Wie kann ich das so hinbekommen, dass man sich einfach nur die JAR Datei herunterlädt und das Programm direkt unter Windows, Mac OS X sowie Linux (Ubuntu z. B.) mit einer ganz normalen Java Installation funktioniert?


Danke,

frostbyte


----------



## noobadix (5. Sep 2010)

Wird denn das original Java verwendet oder die open-source-alternative?


----------



## frostbyte (5. Sep 2010)

Ich habe gerade openjdk-6-jdk installiert, das wird dann wohl die quelloffene Variante sein. Muss ich das andere, geschlossene nehmen? Welches wäre das?


----------



## stareagle (5. Sep 2010)

Hallo,



> [Ich habe gerade openjdk-6-jdk installiert, das wird dann wohl die quelloffene Variante sein. Muss ich das andere, geschlossene nehmen? Welches wäre das?

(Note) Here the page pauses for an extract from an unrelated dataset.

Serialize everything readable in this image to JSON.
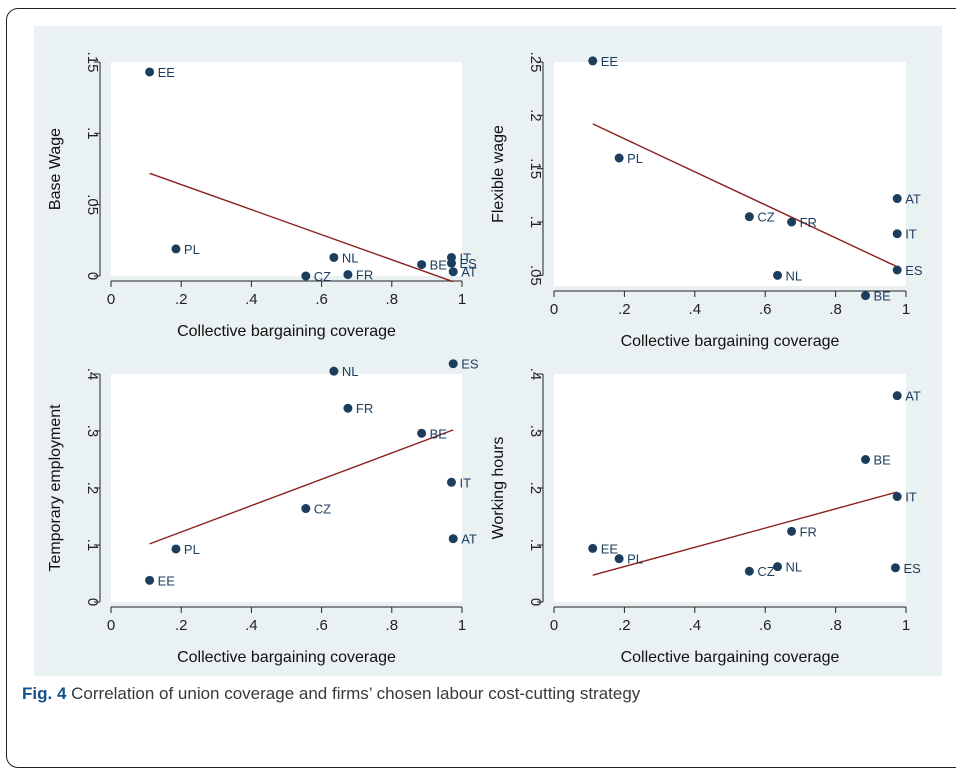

Das Package mit dem Sun/Oracle hat üblicherweise sun im Namen. Bei Debian heißt das Package z.B. sun-java6-jdk. Einige Distribution haben auch gar kein closed Source JDK mehr in den offiziellen Repositories. 

Zum Teil scheint auch so zu sein, dass die Java 3D-API nicht Teil des JDK-Packages ist, sondern ein separat zu installierendes Package. Bei Ubuntu heißt das Package z.B.  libjava3d-java.

Gruß

Stareagle


----------